MATERIAL AND METHODS
A retrospective study of the cadaveric data
We retrospectively studied the cadaveric data from the central cadaveric data obtained from the Department of Anatomy, Faculty of Medicine, Chiang Mai University, Thailand. The Department of Anatomy receives cadavers who have made self-donations and who have lived in Chiang Mai and other nearby provinces in Northern Thailand which are located less than 200 kilometers from the department. All cadavers were delivered to the department approximately 24-48 hours after death. The age, sex, and cause of death of cadavers received during 2016-2018 were analyzed. All cadavers were confirmed dead, and the cause of death was indicated by physicians in the hospitals. Ranking of the causes of death of cadavers included cerebrovascular disease (CVD). Trends of stroke victims during this period were then investigated.

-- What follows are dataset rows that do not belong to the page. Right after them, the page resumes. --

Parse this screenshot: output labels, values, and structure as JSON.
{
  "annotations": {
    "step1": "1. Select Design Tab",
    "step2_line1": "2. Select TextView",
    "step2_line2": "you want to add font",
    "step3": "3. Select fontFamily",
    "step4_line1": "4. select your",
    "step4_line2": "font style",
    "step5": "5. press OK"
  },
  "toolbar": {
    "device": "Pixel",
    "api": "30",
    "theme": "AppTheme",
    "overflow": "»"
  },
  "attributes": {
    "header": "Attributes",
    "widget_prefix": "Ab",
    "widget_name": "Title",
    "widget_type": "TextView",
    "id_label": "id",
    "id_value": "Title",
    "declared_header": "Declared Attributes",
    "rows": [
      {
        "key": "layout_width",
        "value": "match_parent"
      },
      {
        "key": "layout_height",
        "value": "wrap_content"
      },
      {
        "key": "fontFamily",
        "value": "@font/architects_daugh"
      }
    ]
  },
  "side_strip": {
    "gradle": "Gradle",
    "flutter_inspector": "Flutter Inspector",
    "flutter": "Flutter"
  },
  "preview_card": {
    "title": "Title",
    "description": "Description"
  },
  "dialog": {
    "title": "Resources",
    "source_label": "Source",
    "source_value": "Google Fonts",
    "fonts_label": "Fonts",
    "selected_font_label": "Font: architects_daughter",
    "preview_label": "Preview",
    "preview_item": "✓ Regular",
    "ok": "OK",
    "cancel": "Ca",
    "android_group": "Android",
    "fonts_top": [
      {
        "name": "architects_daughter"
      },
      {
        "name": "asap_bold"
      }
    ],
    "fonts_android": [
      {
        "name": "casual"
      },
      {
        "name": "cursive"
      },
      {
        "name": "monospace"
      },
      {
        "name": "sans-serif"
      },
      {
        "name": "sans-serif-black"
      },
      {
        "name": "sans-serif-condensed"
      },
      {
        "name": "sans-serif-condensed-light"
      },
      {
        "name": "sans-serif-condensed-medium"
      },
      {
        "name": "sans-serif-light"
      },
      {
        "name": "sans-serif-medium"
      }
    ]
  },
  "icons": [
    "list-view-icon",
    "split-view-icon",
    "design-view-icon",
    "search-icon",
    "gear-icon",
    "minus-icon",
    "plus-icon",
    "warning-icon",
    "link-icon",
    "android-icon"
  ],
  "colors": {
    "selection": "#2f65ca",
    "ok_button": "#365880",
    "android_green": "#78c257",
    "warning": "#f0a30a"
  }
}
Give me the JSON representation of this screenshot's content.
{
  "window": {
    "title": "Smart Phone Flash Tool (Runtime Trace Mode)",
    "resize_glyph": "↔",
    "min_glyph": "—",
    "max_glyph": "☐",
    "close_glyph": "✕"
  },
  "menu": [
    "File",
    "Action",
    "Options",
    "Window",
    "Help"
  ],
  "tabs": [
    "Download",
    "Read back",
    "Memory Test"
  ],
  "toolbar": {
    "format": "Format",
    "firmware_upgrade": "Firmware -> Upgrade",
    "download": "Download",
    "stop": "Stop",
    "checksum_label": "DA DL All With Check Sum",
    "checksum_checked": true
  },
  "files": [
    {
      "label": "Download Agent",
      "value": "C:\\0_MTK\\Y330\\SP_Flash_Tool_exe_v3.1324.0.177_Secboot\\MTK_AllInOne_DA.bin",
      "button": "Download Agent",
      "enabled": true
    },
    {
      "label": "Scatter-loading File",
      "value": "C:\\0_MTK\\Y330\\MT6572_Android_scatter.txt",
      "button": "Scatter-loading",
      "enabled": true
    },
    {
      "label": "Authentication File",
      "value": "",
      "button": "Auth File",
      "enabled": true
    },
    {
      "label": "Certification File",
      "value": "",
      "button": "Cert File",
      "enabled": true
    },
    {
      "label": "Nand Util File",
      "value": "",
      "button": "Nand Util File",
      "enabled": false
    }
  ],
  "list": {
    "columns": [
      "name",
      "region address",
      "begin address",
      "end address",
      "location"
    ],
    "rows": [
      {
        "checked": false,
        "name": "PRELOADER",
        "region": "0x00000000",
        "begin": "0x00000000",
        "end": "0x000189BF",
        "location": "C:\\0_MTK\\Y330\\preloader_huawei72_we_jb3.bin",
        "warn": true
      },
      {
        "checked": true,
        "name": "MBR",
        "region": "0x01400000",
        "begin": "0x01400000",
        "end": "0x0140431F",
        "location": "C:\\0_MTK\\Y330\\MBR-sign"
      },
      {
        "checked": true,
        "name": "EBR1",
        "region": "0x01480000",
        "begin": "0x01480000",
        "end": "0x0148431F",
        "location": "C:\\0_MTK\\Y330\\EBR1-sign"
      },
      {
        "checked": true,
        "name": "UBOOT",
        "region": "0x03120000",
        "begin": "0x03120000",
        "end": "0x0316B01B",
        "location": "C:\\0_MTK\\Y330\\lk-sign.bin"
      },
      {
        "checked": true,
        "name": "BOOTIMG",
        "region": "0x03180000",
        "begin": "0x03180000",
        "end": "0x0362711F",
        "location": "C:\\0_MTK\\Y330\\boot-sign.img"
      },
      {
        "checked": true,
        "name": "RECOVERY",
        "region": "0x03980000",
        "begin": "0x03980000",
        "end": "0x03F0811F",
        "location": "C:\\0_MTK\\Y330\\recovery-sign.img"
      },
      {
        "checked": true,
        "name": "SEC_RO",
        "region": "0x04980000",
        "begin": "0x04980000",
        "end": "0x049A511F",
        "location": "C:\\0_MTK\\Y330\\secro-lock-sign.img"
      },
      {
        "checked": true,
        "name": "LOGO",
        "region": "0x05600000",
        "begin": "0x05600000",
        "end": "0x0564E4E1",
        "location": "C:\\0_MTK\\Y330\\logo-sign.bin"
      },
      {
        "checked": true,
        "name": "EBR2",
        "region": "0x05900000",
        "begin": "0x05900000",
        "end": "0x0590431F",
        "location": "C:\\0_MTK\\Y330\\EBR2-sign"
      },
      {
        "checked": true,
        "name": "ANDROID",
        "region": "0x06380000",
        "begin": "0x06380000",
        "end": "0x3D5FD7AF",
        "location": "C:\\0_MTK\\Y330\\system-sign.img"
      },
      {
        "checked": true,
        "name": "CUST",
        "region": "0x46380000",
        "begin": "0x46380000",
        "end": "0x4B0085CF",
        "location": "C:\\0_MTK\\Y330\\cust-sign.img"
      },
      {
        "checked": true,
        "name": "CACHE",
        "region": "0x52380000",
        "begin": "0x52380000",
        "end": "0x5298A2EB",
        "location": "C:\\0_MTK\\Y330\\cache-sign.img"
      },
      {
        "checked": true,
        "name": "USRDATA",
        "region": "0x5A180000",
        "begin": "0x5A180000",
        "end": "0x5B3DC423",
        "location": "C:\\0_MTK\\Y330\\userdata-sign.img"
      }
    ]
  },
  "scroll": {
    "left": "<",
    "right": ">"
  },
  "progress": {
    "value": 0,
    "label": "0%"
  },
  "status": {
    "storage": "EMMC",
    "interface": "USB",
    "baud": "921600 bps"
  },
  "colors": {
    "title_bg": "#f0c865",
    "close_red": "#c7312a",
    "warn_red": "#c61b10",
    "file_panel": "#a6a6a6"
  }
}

Stroke mortem brain examination
A total of 13 stroke cadaveric brains during 2019-2020 were used in this study. After the brains were extracted from the skulls, they were fixed in a fixative solution containing 8% paraformaldehyde and 20% glycerin. The brains were fixed for one week, or until they were firm. All brains were sliced in a horizontal plane having a 10 mm thickness by a ham slicer. All brain sections in each brain were photographed. The brains of stroke cadavers were investigated for type of stroke to determine whether it was a hemorrhagic or ischemic stroke. The cerebral vascular territories of the hemorrhagic lesion were also evaluated as being either the cortical branch or perforating branches of the cerebral artery. The lesion volumes were calculated by using an image J program. The total hemorrhagic volume was collected from all hemorrhagic sections.
Statistical analysis
The incidence of the death caused by CVD during three years including 2016-2018, was reported as a percentage of stroke death in the sampled population, and was used to establish a ranking of death caused by CVD. The incidence of the specific vascular territory of the hemorrhagic area was also reported as a percentage of all territories. The Chi-squared test was used to compare between two groups. The Wilcoxon signed ranks test was used to compare the hemorrhagic volume between that the left and right cerebral hemispheres. The values of P < 0.05 was considered statistically significant.
Ethics
This study was approved by the Ethical Review Committee for Research in Human Subjects, Faculty of Medicine, Chiang Mai University (CMU) (No. Exemption-6589/2562).
RESULTS
Causes of death in the cadavers housed in the Department of Anatomy, Faculty of Medicine, Chiang Mai University.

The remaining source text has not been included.